Włoska promocja łączy elementy nostalgii, limitowanego dostępu i przedmiotów kolekcjonerskich, tworząc idealne warunki do organicznego marketingu. Wideo z TikToka, w którym influencerka pokazuje ręcznik z McDonald’s, ma już kilkaset tysięcy wyświetleń – to wystarczyło, by wzmocnić zainteresowanie w całej Europie.
Czy ręczniki trafią do Polski?
Na ten moment nie ma żadnej informacji, by ręczniki miały się pojawić w polskiej ofercie McDonald’s. Jednak biorąc pod uwagę tempo, w jakim akcja zyskuje popularność, i potencjał marketingowy stojący za nią, nie można wykluczyć jej rozszerzenia na inne rynki.
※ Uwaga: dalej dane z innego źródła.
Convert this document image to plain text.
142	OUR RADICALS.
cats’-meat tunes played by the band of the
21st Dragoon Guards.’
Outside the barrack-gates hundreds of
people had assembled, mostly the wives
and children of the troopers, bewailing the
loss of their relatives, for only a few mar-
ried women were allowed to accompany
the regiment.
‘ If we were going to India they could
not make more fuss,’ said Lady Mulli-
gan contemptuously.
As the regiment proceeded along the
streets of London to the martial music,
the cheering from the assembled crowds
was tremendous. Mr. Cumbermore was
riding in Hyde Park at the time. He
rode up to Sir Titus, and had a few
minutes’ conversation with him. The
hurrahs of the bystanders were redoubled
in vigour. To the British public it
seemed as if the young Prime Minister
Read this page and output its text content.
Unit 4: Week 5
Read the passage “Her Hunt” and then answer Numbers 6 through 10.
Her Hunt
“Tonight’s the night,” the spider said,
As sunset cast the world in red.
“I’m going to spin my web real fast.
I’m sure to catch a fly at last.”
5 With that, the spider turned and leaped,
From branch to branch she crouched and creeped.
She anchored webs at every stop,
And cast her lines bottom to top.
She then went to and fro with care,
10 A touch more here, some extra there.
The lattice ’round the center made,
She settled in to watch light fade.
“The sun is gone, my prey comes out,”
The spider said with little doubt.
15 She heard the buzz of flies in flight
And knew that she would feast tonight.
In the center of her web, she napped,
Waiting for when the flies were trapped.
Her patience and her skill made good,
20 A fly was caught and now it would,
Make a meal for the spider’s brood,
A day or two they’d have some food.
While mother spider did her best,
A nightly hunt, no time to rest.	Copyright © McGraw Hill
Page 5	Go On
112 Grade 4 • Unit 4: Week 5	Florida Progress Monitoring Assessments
McDonald’s wielokrotnie udowodnił, że potrafi adaptować lokalne sukcesy do skali międzynarodowej – jeśli nie w tej samej formie, to chociaż w zbliżonym duchu.
Warto jednak pamiętać, że w przypadku merchu liczy się moment – kto teraz przebywa we Włoszech, ten ma realną szansę zdobycia jednego z trzech wzorów. Dla pozostałych pozostaje obserwowanie rynku wtórnego lub… planowanie kolejnych wakacji.
Limitowana promocja McDonald’s z ręcznikami dostępna wyłącznie we Włoszech okazuje się marketingowym sukcesem. Połączenie popularności Big Maka, atrakcyjnego gadżetu za symboliczną cenę i ograniczonej dostępności stworzyło sytuację, w której turyści aktywnie wyszukują restauracje, by zdobyć ręcznik.
To kolejny przykład na to, że merchandising w gastronomii może stanowić silne narzędzie lojalizujące klientów. Jeżeli promocja się rozwinie, warto obserwować, czy i kiedy pojawi się także w Polsce.